Perspektif

NU Larang Keras Warganya Berpolitik Identitas

4 Mins read

Mengaitkan Nahdlatul Ulama (NU) dengan politik selalu menjadi topik hangat. Perbincangan terbaru misalnya seputar pemilihan bakal calon wakil presiden. Dari ketiga calon yang sering disebut namanya, Ganjar Pranowo, Prabowo Subianto, dan Anies Baswedan, ketiga-tiganya dikabarkan sedang mencari pasangan dari tokoh NU. Muncullah nama Rois Am Pengurus Besar NU (PBNU) KH. Miftahul Akhyar, mantan ketua umum KH Said Aqil Sirodj, tokoh NU yang sekaligus Imam Besar Masjid Istiqlal KH. Nazaruddin Umar, sampai tokoh-tokoh lainnya seperti Mahfud MD, Khofifah Indar Parawansa, dan lain-lain. Ini menandakan bahwa NU menjadi perhatian khusus di mata para aktivis partai. Ada semacam keistimewaan dalam tubuh NU sehingga ia menjadi rebutan hampir di setiap ajang pemilihan umum (pemilu). 

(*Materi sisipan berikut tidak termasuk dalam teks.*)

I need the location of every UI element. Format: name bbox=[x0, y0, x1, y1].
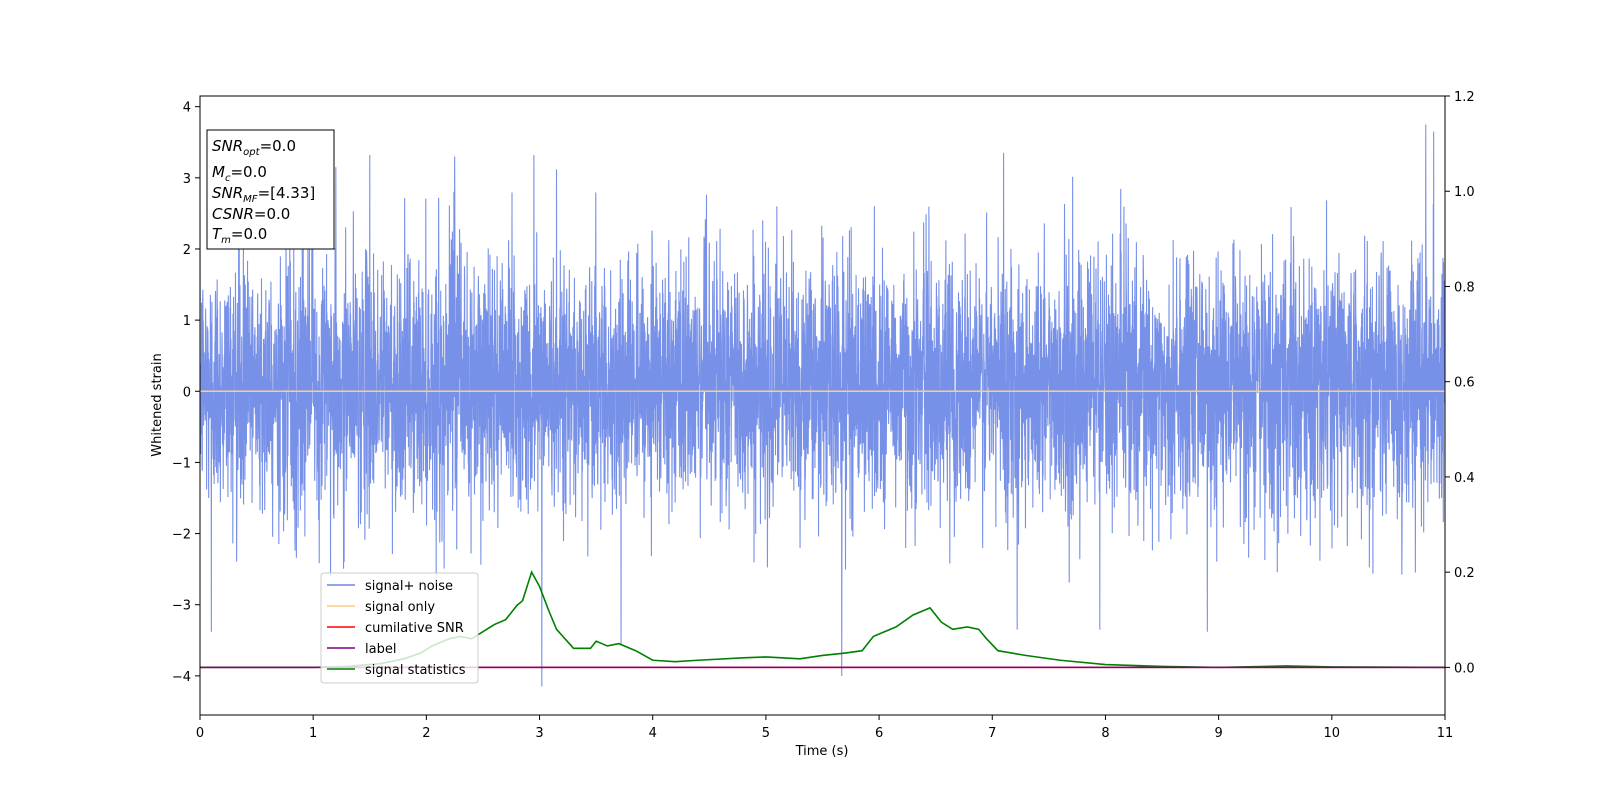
x-tick-label: 11 bbox=[1437, 726, 1454, 741]
y-tick-label: −2 bbox=[172, 528, 191, 543]
x-tick-label: 3 bbox=[535, 726, 543, 741]
y2-tick-label: 1.2 bbox=[1454, 90, 1475, 105]
y-tick-label: −3 bbox=[172, 599, 191, 614]
x-tick-label: 10 bbox=[1324, 726, 1341, 741]
info-line: Mc=0.0 bbox=[212, 163, 267, 184]
x-axis-label: Time (s) bbox=[795, 744, 849, 759]
y2-tick-label: 0.8 bbox=[1454, 280, 1475, 295]
info-line: SNRopt=0.0 bbox=[212, 137, 296, 158]
legend: signal+ noise signal only cumilative SNR la… bbox=[320, 572, 479, 684]
y2-tick-label: 0.2 bbox=[1454, 566, 1475, 581]
x-tick-label: 1 bbox=[309, 726, 317, 741]
x-tick-label: 4 bbox=[649, 726, 657, 741]
legend-entry: signal only bbox=[365, 600, 435, 615]
x-tick-label: 5 bbox=[762, 726, 770, 741]
series-signal-noise bbox=[200, 124, 1445, 687]
x-axis: 0 1 2 3 4 5 6 7 8 9 10 11 bbox=[196, 715, 1453, 741]
x-tick-label: 2 bbox=[422, 726, 430, 741]
y-tick-label: 1 bbox=[183, 314, 191, 329]
info-line: SNRMF=[4.33] bbox=[212, 184, 315, 205]
y2-tick-label: 1.0 bbox=[1454, 185, 1475, 200]
legend-entry: signal statistics bbox=[365, 663, 466, 678]
plot-frame bbox=[199, 95, 1446, 716]
y-tick-label: 0 bbox=[183, 385, 191, 400]
y-tick-label: −4 bbox=[172, 670, 191, 685]
x-tick-label: 8 bbox=[1101, 726, 1109, 741]
y-tick-label: −1 bbox=[172, 456, 191, 471]
y-tick-label: 4 bbox=[183, 101, 191, 116]
x-tick-label: 6 bbox=[875, 726, 883, 741]
y2-axis: 0.0 0.2 0.4 0.6 0.8 1.0 1.2 bbox=[1445, 90, 1475, 676]
y2-tick-label: 0.4 bbox=[1454, 471, 1475, 486]
legend-entry: label bbox=[365, 642, 396, 657]
info-line: Tm=0.0 bbox=[212, 225, 267, 246]
legend-entry: cumilative SNR bbox=[365, 621, 464, 636]
info-line: CSNR=0.0 bbox=[212, 205, 290, 223]
y2-tick-label: 0.6 bbox=[1454, 376, 1475, 391]
y-axis-label: Whitened strain bbox=[150, 353, 165, 456]
x-tick-label: 0 bbox=[196, 726, 204, 741]
y-tick-label: 2 bbox=[183, 243, 191, 258]
info-box-frame bbox=[206, 129, 335, 250]
y-tick-label: 3 bbox=[183, 172, 191, 187]
legend-frame bbox=[320, 572, 479, 684]
x-tick-label: 7 bbox=[988, 726, 996, 741]
x-tick-label: 9 bbox=[1214, 726, 1222, 741]
legend-entry: signal+ noise bbox=[365, 579, 453, 594]
y2-tick-label: 0.0 bbox=[1454, 661, 1475, 676]
y-axis: −4 −3 −2 −1 0 1 2 3 4 bbox=[172, 101, 200, 685]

Setidaknya ada dua faktor X mengapa para politisi selalu ingin dekat dengan NU. Pertama, NU memiliki anggota dengan jumlah fantastis, baik struktural maupun kultural. Hasil survei Litbang Kompas Mei 2023 mengatakan 61,7 persen rakyat Indonesia mengaku sebagai warga NU. Dalam kacamata politik pragmatis, jumlah yang besar ini sangat potensial meningkatkan perolehan suara. Menjelang pemilihan presiden 2024 yang mensyaratkan kemenangan dengan perolehan suara 50 persen plus, dukungan warga NU dengan jumlah sebanyak itu sangatlah penting didapatkan (Fealy, 2005; Hamayotsu, 2009).

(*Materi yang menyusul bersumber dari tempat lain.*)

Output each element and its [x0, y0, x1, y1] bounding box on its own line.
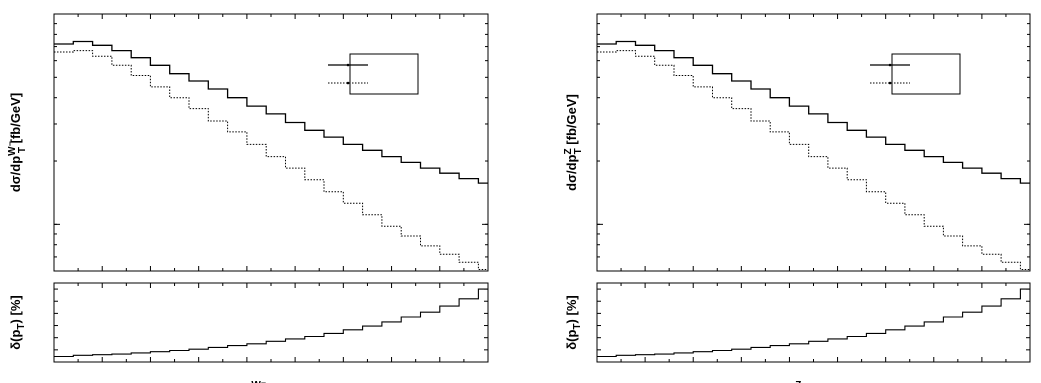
- y-axis-label-unit: [fb/GeV]: [8, 93, 23, 147]
- y-axis-label-unit: [fb/GeV]: [564, 94, 579, 148]
- y-axis-label-sup: W⁻: [7, 141, 18, 156]
- y-axis-label-sub: T: [17, 147, 28, 153]
- series-led-line: [597, 40, 1030, 184]
- legend-marker: [346, 81, 350, 85]
- ratio-line: [54, 288, 488, 358]
- ratio-plot-frame: [596, 282, 1031, 363]
- y-axis-label-main: dσ/dp: [8, 156, 23, 192]
- ratio-line: [597, 288, 1030, 358]
- ratio-y-label-sub: T: [572, 323, 583, 329]
- y-axis-label-main: dσ/dp: [564, 154, 579, 190]
- legend-marker: [888, 81, 892, 85]
- y-axis-label-sub: T: [573, 148, 584, 154]
- ratio-y-label-sub: T: [16, 323, 27, 329]
- ratio-y-label-end: ) [%]: [8, 295, 23, 323]
- panel-a: dσ/dpW⁻T [fb/GeV]δ(pT) [%]pW⁻T [GeV]: [7, 13, 489, 383]
- ratio-y-label-main: δ(p: [8, 330, 23, 350]
- legend-marker: [888, 63, 892, 67]
- panel-b: dσ/dpZT [fb/GeV]δ(pT) [%]pZT [GeV]: [563, 13, 1031, 383]
- ratio-y-axis-label: δ(pT) [%]: [564, 295, 583, 349]
- main-plot-frame: [596, 13, 1031, 272]
- ratio-plot-frame: [53, 282, 489, 363]
- y-axis-label-sup: Z: [563, 148, 574, 154]
- series-sm-line: [54, 50, 488, 270]
- ratio-y-label-end: ) [%]: [564, 295, 579, 323]
- ratio-y-label-main: δ(p: [564, 330, 579, 350]
- series-led-line: [54, 40, 488, 184]
- y-axis-label: dσ/dpW⁻T [fb/GeV]: [7, 93, 28, 192]
- ratio-y-axis-label: δ(pT) [%]: [8, 295, 27, 349]
- x-axis-label-sup: W⁻: [251, 380, 266, 383]
- y-axis-label: dσ/dpZT [fb/GeV]: [563, 94, 584, 191]
- legend-marker: [346, 63, 350, 67]
- series-sm-line: [597, 50, 1030, 270]
- x-axis-label-sup: Z: [795, 380, 801, 383]
- legend-box: [349, 53, 419, 95]
- main-plot-frame: [53, 13, 489, 272]
- legend-box: [891, 53, 961, 95]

Kedua, jumlah warga NU yang banyak disertai dengan loyalitas yang tinggi pula. Relasi antara santri dan kyai dalam tubuh NU sangatlah erat. Ada semacam istilah sami’na wa atho’na “mengikuti apapun perintah kyai”. Doktrin ini sangat kuat dalam tubuh NU. Politisi melihat keuntungan besar dalam menggerakkan suara politik kaum nahdliyin lewat instrumen doktrin tersebut (Geertz, 1960; Dhofier 1985; Umam, 2011).  

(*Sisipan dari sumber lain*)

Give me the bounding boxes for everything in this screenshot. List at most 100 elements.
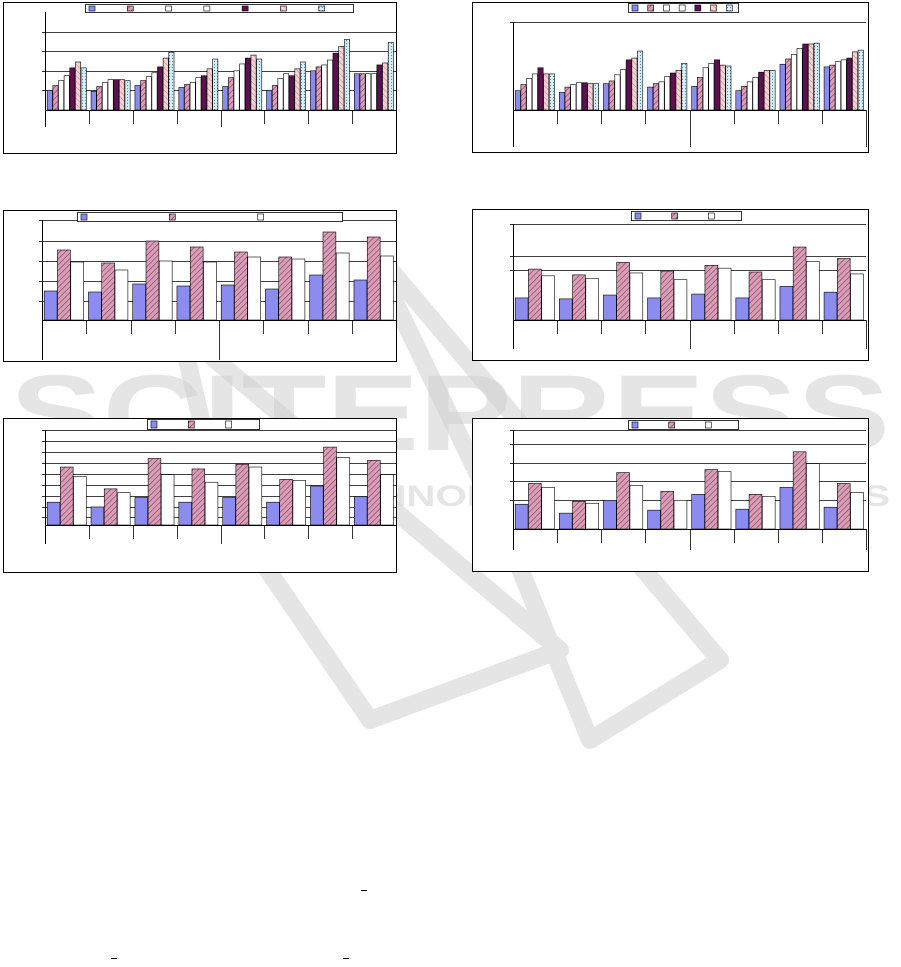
legend-swatch <box>318 5 326 12</box>
bar <box>647 86 654 111</box>
bar <box>69 67 76 111</box>
bar <box>118 79 125 111</box>
bar <box>203 261 217 321</box>
bar <box>647 509 661 530</box>
bar <box>247 256 261 321</box>
bar <box>762 496 776 530</box>
bar <box>90 506 105 526</box>
bar <box>158 260 173 321</box>
bar <box>637 50 644 111</box>
bar <box>769 70 776 111</box>
bar <box>541 275 555 321</box>
legend-swatch <box>257 213 264 221</box>
bar <box>58 80 65 111</box>
bar <box>338 45 345 111</box>
bar <box>792 451 807 530</box>
bar <box>746 81 753 111</box>
bar <box>140 80 147 111</box>
bar <box>779 286 794 321</box>
bar <box>603 294 617 321</box>
bar <box>256 58 263 111</box>
bar <box>43 290 58 321</box>
bar <box>332 52 339 111</box>
bar <box>279 479 293 526</box>
bar <box>625 59 632 111</box>
bar <box>823 506 838 530</box>
chart-6 <box>472 418 869 572</box>
bar <box>220 284 235 321</box>
bar <box>585 278 599 321</box>
bar <box>673 279 688 321</box>
legend-swatch <box>708 212 715 220</box>
bar <box>265 288 279 321</box>
bar <box>748 271 763 321</box>
legend-box <box>628 420 739 430</box>
bar <box>704 264 719 321</box>
legend-swatch <box>647 4 655 12</box>
bar <box>134 85 141 111</box>
chart-3 <box>3 210 397 362</box>
bar <box>652 83 659 111</box>
bar <box>702 67 709 111</box>
bar <box>204 481 219 526</box>
bar <box>201 75 207 111</box>
bar <box>704 469 719 530</box>
bar <box>321 64 328 111</box>
bar <box>758 71 765 111</box>
legend-swatch <box>150 420 158 429</box>
bar <box>178 87 185 111</box>
legend-swatch <box>710 4 717 12</box>
bar <box>806 463 820 530</box>
bar <box>184 84 191 111</box>
bar <box>195 77 202 111</box>
bar <box>283 73 290 111</box>
bar <box>708 63 715 111</box>
bar <box>248 466 263 526</box>
bar <box>779 487 794 530</box>
legend-swatch <box>663 4 670 12</box>
bar <box>103 488 118 526</box>
bar <box>620 69 627 111</box>
bar <box>660 491 674 530</box>
bar <box>735 297 749 321</box>
bar <box>572 500 586 530</box>
bar <box>117 492 131 526</box>
bar <box>310 70 316 111</box>
bar <box>322 231 337 321</box>
bar <box>681 63 688 111</box>
bar <box>132 283 146 321</box>
bar <box>162 57 169 111</box>
bar <box>846 57 853 111</box>
bar <box>222 86 229 111</box>
bar <box>380 255 394 321</box>
bar <box>327 59 333 111</box>
bar <box>336 457 350 526</box>
bar <box>616 472 630 530</box>
bar <box>559 92 565 111</box>
bar <box>134 497 149 526</box>
bar <box>157 66 164 111</box>
bar <box>691 494 705 530</box>
bar <box>380 474 394 526</box>
legend-box <box>85 4 354 13</box>
bar <box>691 85 698 111</box>
bar <box>850 492 864 530</box>
bar <box>570 84 577 111</box>
bar <box>266 501 280 526</box>
legend-swatch <box>678 4 686 12</box>
footer-dash-1 <box>361 890 367 891</box>
bar <box>541 487 555 530</box>
bar <box>343 39 350 111</box>
legend-swatch <box>631 4 639 12</box>
bar <box>585 502 599 530</box>
charts <box>3 2 869 573</box>
bar <box>365 73 372 111</box>
legend-swatch <box>725 4 733 12</box>
bar <box>233 70 240 111</box>
bar <box>60 466 74 526</box>
bar <box>176 285 191 321</box>
bar <box>96 86 103 111</box>
bar <box>354 73 360 111</box>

Namun pertanyaannya, akankah NU berkenan digunakan sebagai modal kekuatan politik partai atau capres tertentu? Lebih jelas lagi, maukah NU dimanfaatkan dalam dunia politik?. Muncul pertanyaan-pertanyaan lain setelahnya. Tapi pertanyaan paling mendasar sebenanya, Apakah NU ber-politik?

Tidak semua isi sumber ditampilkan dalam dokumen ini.